Department of Molecular Biosciences, Northwestern University, Evanston, IL 60208-3500, USA.
Nucleic Acids Res. 2011 Mar;39(6):2249-59. doi: 10.1093/nar/gkq1140. Epub 2010 Nov 21.
The multistep kinetics through which DNA-binding proteins bind their targets are heavily studied, but relatively little attention has been paid to proteins leaving the double helix. Using single-DNA stretching and fluorescence detection, we find that sequence-neutral DNA-binding proteins Fis, HU and NHP6A readily exchange with themselves and with each other. In experiments focused on the Escherichia coli nucleoid-associated protein Fis, only a small fraction of protein bound to DNA spontaneously dissociates into protein-free solution. However, if Fis is present in solution, we find that a concentration-dependent exchange reaction occurs which turns over the bound protein, with a rate of k(exch) = 6 × 10(4) M(-1)s(-1). The bacterial DNA-binding protein HU and the yeast HMGB protein NHP6A display the same phenomenon of protein in solution accelerating dissociation of previously bound labeled proteins as exchange occurs. Thus, solvated proteins can play a key role in facilitating removal and renewal of proteins bound to the double helix, an effect that likely plays a major role in promoting the turnover of proteins bound to DNA in vivo and, therefore, in controlling the dynamics of gene regulation.
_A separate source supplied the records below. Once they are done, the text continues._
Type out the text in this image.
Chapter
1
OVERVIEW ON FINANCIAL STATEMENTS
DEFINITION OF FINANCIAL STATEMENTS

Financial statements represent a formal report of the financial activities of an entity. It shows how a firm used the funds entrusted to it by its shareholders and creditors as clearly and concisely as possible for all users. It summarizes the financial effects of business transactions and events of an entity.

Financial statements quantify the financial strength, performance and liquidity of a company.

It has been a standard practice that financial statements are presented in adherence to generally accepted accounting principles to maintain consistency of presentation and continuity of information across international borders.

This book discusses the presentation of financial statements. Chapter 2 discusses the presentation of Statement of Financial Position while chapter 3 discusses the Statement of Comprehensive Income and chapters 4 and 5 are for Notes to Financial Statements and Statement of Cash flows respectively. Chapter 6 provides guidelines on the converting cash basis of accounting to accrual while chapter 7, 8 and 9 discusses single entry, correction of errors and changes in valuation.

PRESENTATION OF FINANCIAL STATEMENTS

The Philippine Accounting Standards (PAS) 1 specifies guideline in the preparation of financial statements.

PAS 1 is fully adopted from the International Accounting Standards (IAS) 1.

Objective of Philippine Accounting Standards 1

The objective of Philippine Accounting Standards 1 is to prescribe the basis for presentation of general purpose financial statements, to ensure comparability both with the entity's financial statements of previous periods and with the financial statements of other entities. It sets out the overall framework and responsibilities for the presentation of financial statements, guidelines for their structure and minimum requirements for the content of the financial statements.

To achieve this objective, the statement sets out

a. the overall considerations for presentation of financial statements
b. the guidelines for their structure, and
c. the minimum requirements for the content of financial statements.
DNA 结合蛋白与其靶标结合的多步动力学过程受到了广泛研究,但相对较少关注蛋白质离开双螺旋的过程。使用单链 DNA 拉伸和荧光检测,我们发现序列中性的 DNA 结合蛋白 Fis、HU 和 NHP6A 很容易与自身和彼此进行交换。在针对大肠杆菌核相关蛋白 Fis 的实验中,只有一小部分结合到 DNA 上的蛋白质会自发地离解到无蛋白质的溶液中。然而,如果 Fis 存在于溶液中,我们发现会发生浓度依赖性的交换反应,从而使结合的蛋白质发生周转,周转率为 k(exch) = 6 × 10(4) M(-1)s(-1)。细菌 DNA 结合蛋白 HU 和酵母 HMGB 蛋白 NHP6A 都显示出相同的现象,即溶液中的蛋白质会加速先前结合的标记蛋白质的解离,从而发生交换。因此,溶解的蛋白质可以在促进双螺旋上结合的蛋白质的去除和更新方面发挥关键作用,这种效应可能在促进体内与 DNA 结合的蛋白质的周转率方面发挥主要作用,从而控制基因调控的动力学。